The long flat white concrete entrance canopy runs some distance from the road to the doorway in the south of the church and onwards to the priests' house. The road end has a formal double transverse set of stairs. To the left of the stairs is the campanile, which is made from three steel poles set in a triangle. The road side of the triangle is open, but the other two sides have horizontal struts. One pole continues above the two triangular bellchamber to end in a cross. The whole structure is painted red.


The rather dim interior has a main circular sanctuary space with the free-standing altar at the far end raised on steps. The pews are arranged in a fan-shaped arrangement focusing on this. The ceiling is flat, with a lantern offset so that it sheds light on the altar.

To the left of the altar is a good organ installed in 1998, with its pipes arranged in a decoratively wavy pattern on the wall.

In 2008 a large mural altarpiece by Piero Casentini measuring 15m by 5m was completed. It depicts the Ascension of Christ, and is in a restrained neo-Byzantine style. Christ is shown ascending in a mandorla held by four angels, with two others holding the Cross and Crown of Thorns. The twelve apostles (who is number twelve? There should only be eleven) are shown in two rows, with St Gregory at the far left and Pope St John XXIII to the right. Our Lady is also present of course, but with bare feet which is a stylistic mistake (she was never depicted in this way in Byzantine iconography).

To the right of the main space is the semi-circular annexe mentioned in the exterior description, which contains more seating and statues of the Stations of the Cross.

The separate Chapel of Our Lady is on the near right, in the square zone visible from the street, and contains a stone statue of her flanked by vertical strips of stained glass mostly in blue.

Access Edit

The church is open (according to the parish website) 7:00 to 19:00 daily.

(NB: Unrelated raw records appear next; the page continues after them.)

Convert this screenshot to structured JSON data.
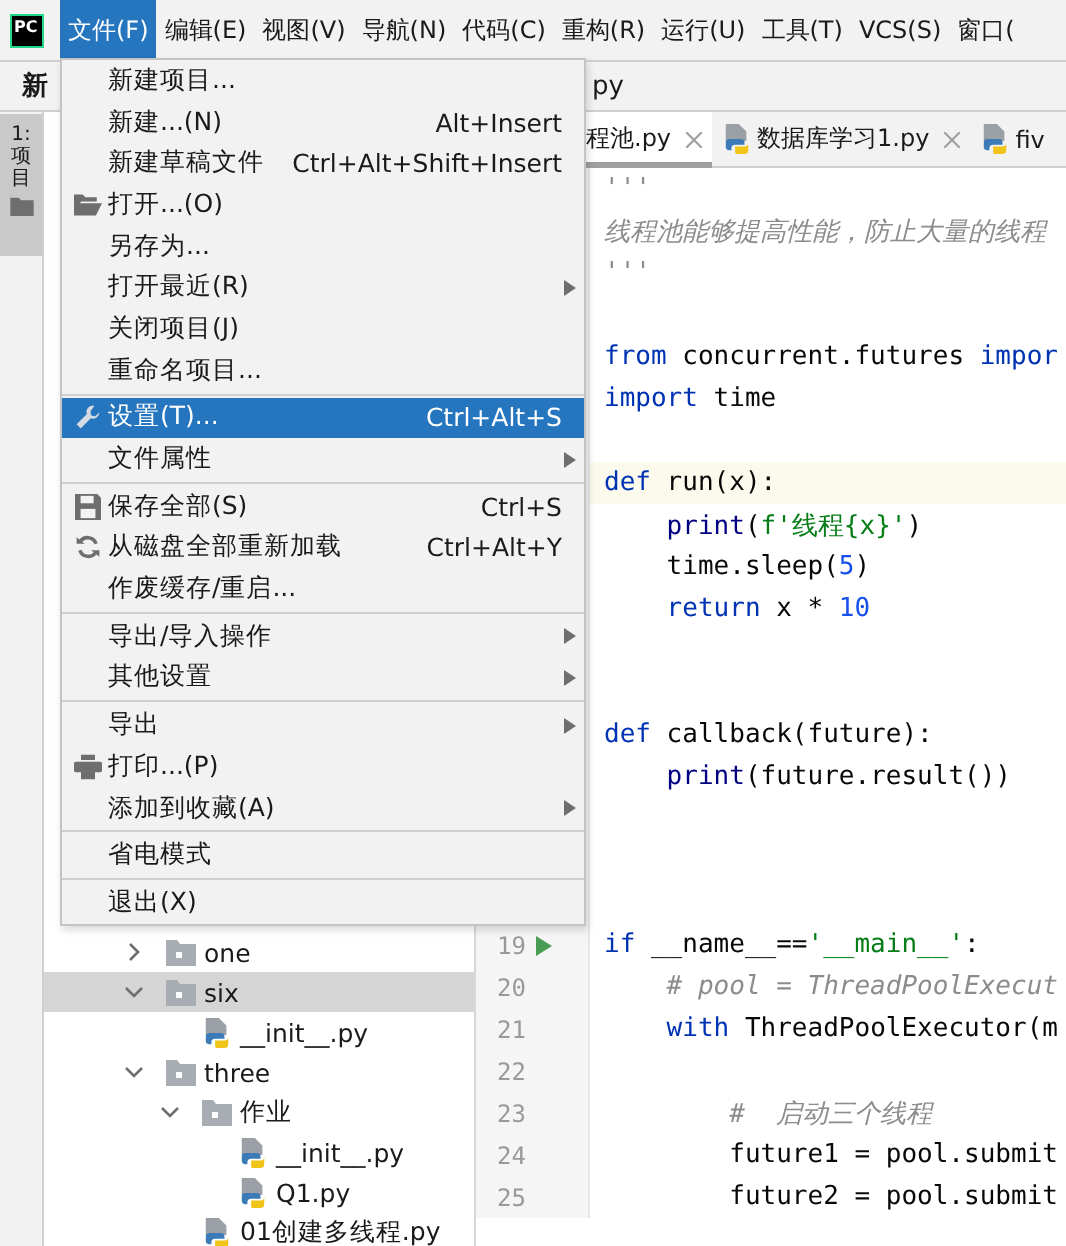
{
  "logo": "PC",
  "menubar": {
    "items": [
      {
        "label": "文件(F)",
        "selected": true
      },
      {
        "label": "编辑(E)",
        "selected": false
      },
      {
        "label": "视图(V)",
        "selected": false
      },
      {
        "label": "导航(N)",
        "selected": false
      },
      {
        "label": "代码(C)",
        "selected": false
      },
      {
        "label": "重构(R)",
        "selected": false
      },
      {
        "label": "运行(U)",
        "selected": false
      },
      {
        "label": "工具(T)",
        "selected": false
      },
      {
        "label": "VCS(S)",
        "selected": false
      },
      {
        "label": "窗口(",
        "selected": false
      }
    ]
  },
  "navbar": {
    "items": [
      "新",
      "py"
    ]
  },
  "tool_strip": {
    "tabs": [
      {
        "label": "1: 项目",
        "selected": true
      }
    ]
  },
  "file_menu": {
    "sections": [
      [
        {
          "label": "新建项目...",
          "submenu": false,
          "selected": false
        },
        {
          "label": "新建...(N)",
          "shortcut": "Alt+Insert",
          "submenu": false,
          "selected": false
        },
        {
          "label": "新建草稿文件",
          "shortcut": "Ctrl+Alt+Shift+Insert",
          "submenu": false,
          "selected": false
        },
        {
          "label": "打开...(O)",
          "kind": "folder",
          "submenu": false,
          "selected": false
        },
        {
          "label": "另存为...",
          "submenu": false,
          "selected": false
        },
        {
          "label": "打开最近(R)",
          "submenu": true,
          "selected": false
        },
        {
          "label": "关闭项目(J)",
          "submenu": false,
          "selected": false
        },
        {
          "label": "重命名项目...",
          "submenu": false,
          "selected": false
        }
      ],
      [
        {
          "label": "设置(T)...",
          "shortcut": "Ctrl+Alt+S",
          "kind": "wrench",
          "submenu": false,
          "selected": true
        },
        {
          "label": "文件属性",
          "submenu": true,
          "selected": false
        }
      ],
      [
        {
          "label": "保存全部(S)",
          "shortcut": "Ctrl+S",
          "kind": "save",
          "submenu": false,
          "selected": false
        },
        {
          "label": "从磁盘全部重新加载",
          "shortcut": "Ctrl+Alt+Y",
          "kind": "reload",
          "submenu": false,
          "selected": false
        },
        {
          "label": "作废缓存/重启...",
          "submenu": false,
          "selected": false
        }
      ],
      [
        {
          "label": "导出/导入操作",
          "submenu": true,
          "selected": false
        },
        {
          "label": "其他设置",
          "submenu": true,
          "selected": false
        }
      ],
      [
        {
          "label": "导出",
          "submenu": true,
          "selected": false
        },
        {
          "label": "打印...(P)",
          "kind": "printer",
          "submenu": false,
          "selected": false
        },
        {
          "label": "添加到收藏(A)",
          "submenu": true,
          "selected": false
        }
      ],
      [
        {
          "label": "省电模式",
          "submenu": false,
          "selected": false
        }
      ],
      [
        {
          "label": "退出(X)",
          "submenu": false,
          "selected": false
        }
      ]
    ]
  },
  "project_tree": [
    {
      "label": "one",
      "kind": "folder",
      "expanded": false,
      "selected": false
    },
    {
      "label": "six",
      "kind": "folder",
      "expanded": true,
      "selected": true,
      "children": [
        {
          "label": "__init__.py",
          "kind": "python",
          "selected": false
        }
      ]
    },
    {
      "label": "three",
      "kind": "folder",
      "expanded": true,
      "selected": false,
      "children": [
        {
          "label": "作业",
          "kind": "folder",
          "expanded": true,
          "selected": false,
          "children": [
            {
              "label": "__init__.py",
              "kind": "python",
              "selected": false
            },
            {
              "label": "Q1.py",
              "kind": "python",
              "selected": false
            }
          ]
        },
        {
          "label": "01创建多线程.py",
          "kind": "python",
          "selected": false
        }
      ]
    }
  ],
  "editor": {
    "tabs": [
      {
        "label": "程池.py",
        "selected": true,
        "closable": true
      },
      {
        "label": "数据库学习1.py",
        "kind": "python",
        "selected": false,
        "closable": true
      },
      {
        "label": "fiv",
        "kind": "python",
        "selected": false,
        "closable": false
      }
    ],
    "lines": [
      {
        "current": false,
        "tokens": [
          {
            "t": "'''",
            "kind": "doc"
          }
        ]
      },
      {
        "current": false,
        "tokens": [
          {
            "t": "线程池能够提高性能，防止大量的线程",
            "kind": "doc"
          }
        ]
      },
      {
        "current": false,
        "tokens": [
          {
            "t": "'''",
            "kind": "doc"
          }
        ]
      },
      {
        "current": false
      },
      {
        "current": false,
        "tokens": [
          {
            "t": "from",
            "kind": "kw"
          },
          {
            "t": " concurrent.futures ",
            "kind": "plain"
          },
          {
            "t": "impor",
            "kind": "kw"
          }
        ]
      },
      {
        "current": false,
        "tokens": [
          {
            "t": "import",
            "kind": "kw"
          },
          {
            "t": " time",
            "kind": "plain"
          }
        ]
      },
      {
        "current": false
      },
      {
        "current": true,
        "tokens": [
          {
            "t": "def",
            "kind": "kw"
          },
          {
            "t": " run(x):",
            "kind": "plain"
          }
        ]
      },
      {
        "current": false,
        "tokens": [
          {
            "t": "    print",
            "kind": "builtin"
          },
          {
            "t": "(",
            "kind": "plain"
          },
          {
            "t": "f'线程{x}'",
            "kind": "str"
          },
          {
            "t": ")",
            "kind": "plain"
          }
        ]
      },
      {
        "current": false,
        "tokens": [
          {
            "t": "    time.sleep(",
            "kind": "plain"
          },
          {
            "t": "5",
            "kind": "num"
          },
          {
            "t": ")",
            "kind": "plain"
          }
        ]
      },
      {
        "current": false,
        "tokens": [
          {
            "t": "    return",
            "kind": "kw"
          },
          {
            "t": " x * ",
            "kind": "plain"
          },
          {
            "t": "10",
            "kind": "num"
          }
        ]
      },
      {
        "current": false
      },
      {
        "current": false
      },
      {
        "current": false,
        "tokens": [
          {
            "t": "def",
            "kind": "kw"
          },
          {
            "t": " callback(future):",
            "kind": "plain"
          }
        ]
      },
      {
        "current": false,
        "tokens": [
          {
            "t": "    print",
            "kind": "builtin"
          },
          {
            "t": "(future.result())",
            "kind": "plain"
          }
        ]
      },
      {
        "current": false
      },
      {
        "current": false
      },
      {
        "current": false
      },
      {
        "number": "19",
        "run_marker": true,
        "current": false,
        "tokens": [
          {
            "t": "if",
            "kind": "kw"
          },
          {
            "t": " __name__==",
            "kind": "plain"
          },
          {
            "t": "'__main__'",
            "kind": "str"
          },
          {
            "t": ":",
            "kind": "plain"
          }
        ]
      },
      {
        "number": "20",
        "current": false,
        "tokens": [
          {
            "t": "    # pool = ThreadPoolExecut",
            "kind": "com"
          }
        ]
      },
      {
        "number": "21",
        "current": false,
        "tokens": [
          {
            "t": "    with",
            "kind": "kw"
          },
          {
            "t": " ThreadPoolExecutor(m",
            "kind": "plain"
          }
        ]
      },
      {
        "number": "22",
        "current": false
      },
      {
        "number": "23",
        "current": false,
        "tokens": [
          {
            "t": "        #  启动三个线程",
            "kind": "com"
          }
        ]
      },
      {
        "number": "24",
        "current": false,
        "tokens": [
          {
            "t": "        future1 = pool.submit",
            "kind": "plain"
          }
        ]
      },
      {
        "number": "25",
        "current": false,
        "tokens": [
          {
            "t": "        future2 = pool.submit",
            "kind": "plain"
          }
        ]
      }
    ]
  }
}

No lunchtime closure, then, which is still unusual in Rome (2015).

Liturgy Edit

Mass is celebrated, according to the parish website:

Daily 7:30, 8:30 (not summer), 18:30 (19:00 summer);

Sundays and Solemnities 8:30, 10:00 (not summer), 11:30 (not summer), 12:30 (not summer), 19:00.

"Summer" is 1 July to 13 September.

Note that the Diocesan web-page has different Mass times, which are presumably out of date.

The Solemnity of St Gregory Barbarigo is on 18 June.